Do you know how popular machine learning is nowadays? Probably yes. The topic is getting hotter and hotter every year. Are you aware that Silicon Valley is not the only place where some amazing things are presented to the world? Some time ago, I had a pleasure to attend “Polish View in Machine Learning”, conference held in Warsaw. Polish researchers have a lot of successes in machine learning fields – the aim of the conference was to gather them all in one place and share some experiences, especially in the context of emerging ML discipline, which undoubtedly is deep learning. I would like to describe and share some inspiring ideas and interesting research projects that were discussed during the conference.
Some of the lectures put emphasis on math standing behind all artificial intelligence methods, some of them gained lots of attention (reinforcement learning used to create bot playing Dota 2) and all of them made up a great conference.
Generative Adversarial Networks – K. Kurach
Generative adversarial networks are gaining a lot of attention recently. They are used to generate the artificial data which for example is helpful in semi-supervised machine learning (when you don’t have enough data to train your model). What are GANs in practice? Intuitively, we can think of them as of two-player games. The first player is represented by the discriminator network which aims to distinguish between real and fake example. The second one – generator – generates data example which should look like a real one. In the original paper (!!) the authors compared this game to bill forgery – generator (the forger) wants to create fake money while discriminator (the policeman) checks if it is valid money. What is the effect on training such a pair of neural networks? We can look at the latest Nvidia’s project:
All of those faces where generated artificially by neural nets.
The talk by Karol Kurach from Google Brain described efforts to create a large comparative study of generative adversarial networks. It is challenging to come up with a metric that would objectively show the capabilities of the architectures – looking at generated samples and comparing visual quality may be misleading. The Frechet Inception Distance was used to compare the ability to create comparisons between GAN models – it compares the embeddings taken from one of the Inception Net layers for both classes of images – real and fake-generated. The problem of comparing GANs is multidimensional – it requires some assumptions (about architectures, hyperparameters, datasets, random seeds and computational budget) to be taken upfront to make the comparison as fair as possible.
More detailed insights here.
Understanding how deep neural networks learn – S. Jastrzębski
The title of the talk may suggest some basics about how the deep networks work but the author decided to show recent research concerning the differences between memorization and generalization when training the models with Stochastic Gradient Descent.

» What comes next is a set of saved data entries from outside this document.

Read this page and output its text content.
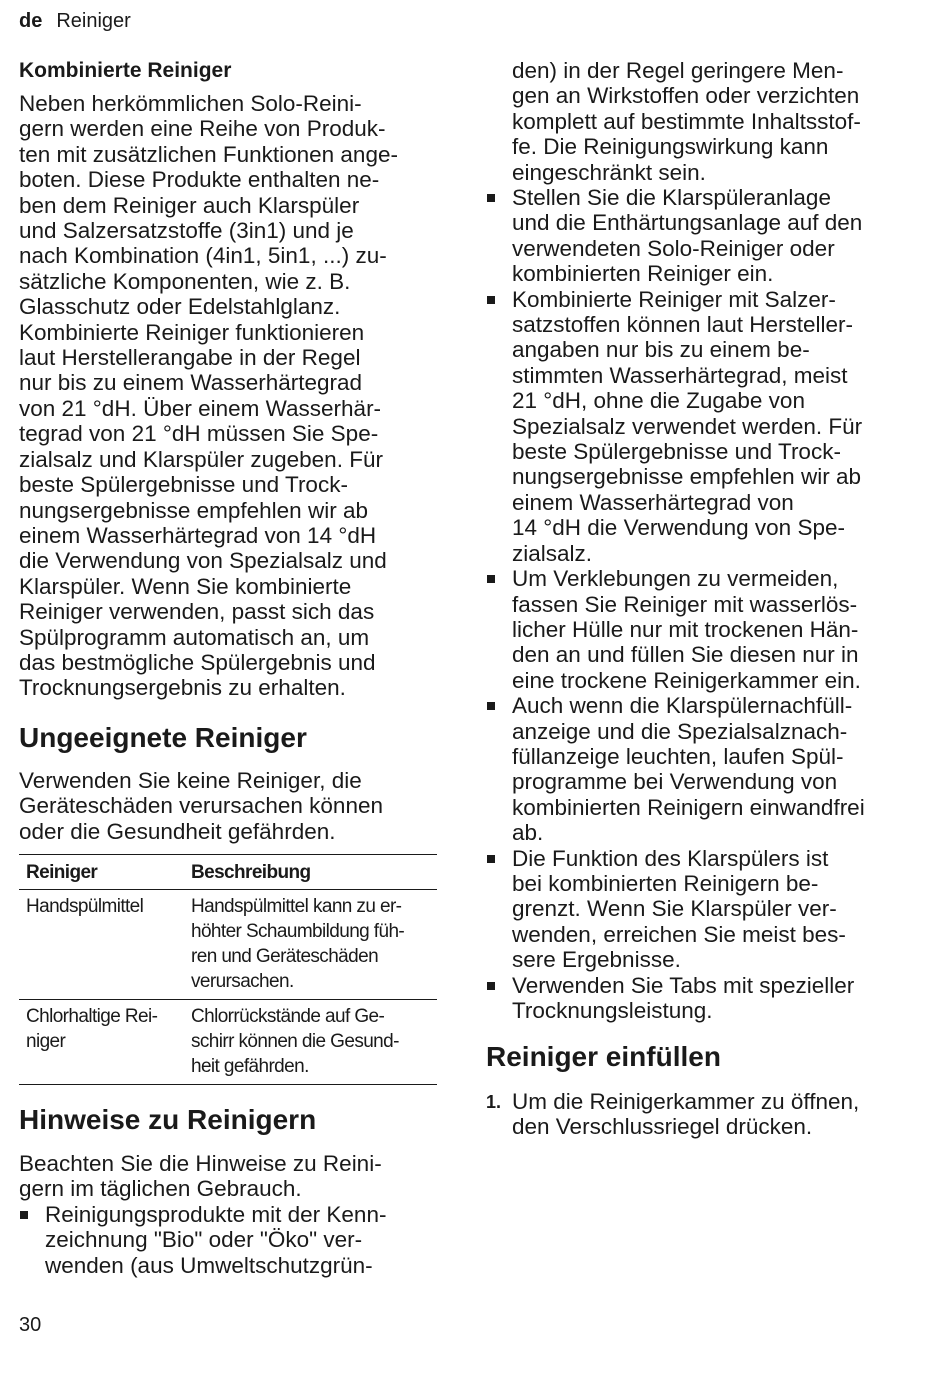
de Reiniger
Kombinierte Reiniger

Neben herkömmlichen Solo-Reini-
gern werden eine Reihe von Produk-
ten mit zusätzlichen Funktionen ange-
boten. Diese Produkte enthalten ne-
ben dem Reiniger auch Klarspüler
und Salzersatzstoffe (3in1) und je
nach Kombination (4in1, 5in1, ...) zu-
sätzliche Komponenten, wie z. B.
Glasschutz oder Edelstahlglanz.
Kombinierte Reiniger funktionieren
laut Herstellerangabe in der Regel
nur bis zu einem Wasserhärtegrad
von 21 °dH. Über einem Wasserhär-
tegrad von 21 °dH müssen Sie Spe-
zialsalz und Klarspüler zugeben. Für
beste Spülergebnisse und Trock-
nungsergebnisse empfehlen wir ab
einem Wasserhärtegrad von 14 °dH
die Verwendung von Spezialsalz und
Klarspüler. Wenn Sie kombinierte
Reiniger verwenden, passt sich das
Spülprogramm automatisch an, um
das bestmögliche Spülergebnis und
Trocknungsergebnis zu erhalten.

Ungeeignete Reiniger

Verwenden Sie keine Reiniger, die
Geräteschäden verursachen können
oder die Gesundheit gefährden.

Reiniger	Beschreibung
Handspülmittel	Handspülmittel kann zu er-
höhter Schaumbildung füh-
ren und Geräteschäden
verursachen.
Chlorhaltige Rei-
niger	Chlorrückstände auf Ge-
schirr können die Gesund-
heit gefährden.
Hinweise zu Reinigern

Beachten Sie die Hinweise zu Reini-
gern im täglichen Gebrauch.

Reinigungsprodukte mit der Kenn-
zeichnung "Bio" oder "Öko" ver-
wenden (aus Umweltschutzgrün-

den) in der Regel geringere Men-
gen an Wirkstoffen oder verzichten
komplett auf bestimmte Inhaltsstof-
fe. Die Reinigungswirkung kann
eingeschränkt sein.

Stellen Sie die Klarspüleranlage
und die Enthärtungsanlage auf den
verwendeten Solo-Reiniger oder
kombinierten Reiniger ein.
Kombinierte Reiniger mit Salzer-
satzstoffen können laut Hersteller-
angaben nur bis zu einem be-
stimmten Wasserhärtegrad, meist
21 °dH, ohne die Zugabe von
Spezialsalz verwendet werden. Für
beste Spülergebnisse und Trock-
nungsergebnisse empfehlen wir ab
einem Wasserhärtegrad von
14 °dH die Verwendung von Spe-
zialsalz.
Um Verklebungen zu vermeiden,
fassen Sie Reiniger mit wasserlös-
licher Hülle nur mit trockenen Hän-
den an und füllen Sie diesen nur in
eine trockene Reinigerkammer ein.
Auch wenn die Klarspülernachfüll-
anzeige und die Spezialsalznach-
füllanzeige leuchten, laufen Spül-
programme bei Verwendung von
kombinierten Reinigern einwandfrei
ab.
Die Funktion des Klarspülers ist
bei kombinierten Reinigern be-
grenzt. Wenn Sie Klarspüler ver-
wenden, erreichen Sie meist bes-
sere Ergebnisse.
Verwenden Sie Tabs mit spezieller
Trocknungsleistung.
Reiniger einfüllen
1. Um die Reinigerkammer zu öffnen,
den Verschlussriegel drücken.
30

One of the described ideas was the tradeoff between batch-size and minima type. Stanisław talked about the difference between sharp and flat objective function minima – networks trained with a large batch size tend to optimize in sharp minimum which is not desirable because of the higher precision needed to save the model and lower generalization capabilities, while the smaller batch sizes result in reaching flat minimum.
The author argued that it is not only the batch size that leads to a particular type of minimum – it is also the ratio of learning rate to batch size.
The way to test memorization behavior of the neural net is to analyze how good nets are in fitting training data when some percentage of the labels are drawn at random. The results shown by the author indicated that the low noise (understood as learning rate to batch size ratio) ends with lower generalization capabilities. (red – higher noise, blue – lower noise)
Topics on reinforcement learning – S. Sidor
Szymon representing OpenAI delivered a lecture on reinforcement learning – it’s a field in machine learning that does not use labelled data (you can read more on reinforcement learning in a blogpost from Peter). In reinforcement learning, we have an agent, which is learning from its experience – it operates through trial and error, and adjusts the behavior when achieving a state that is associated with defined reward.
OpenAI created a bot that learned how to beat best human-players in Dota 2. It learned how to play only by playing the game, no prior knowledge about the subject was introduced to the agent. The video below shows the behaviors that were learned.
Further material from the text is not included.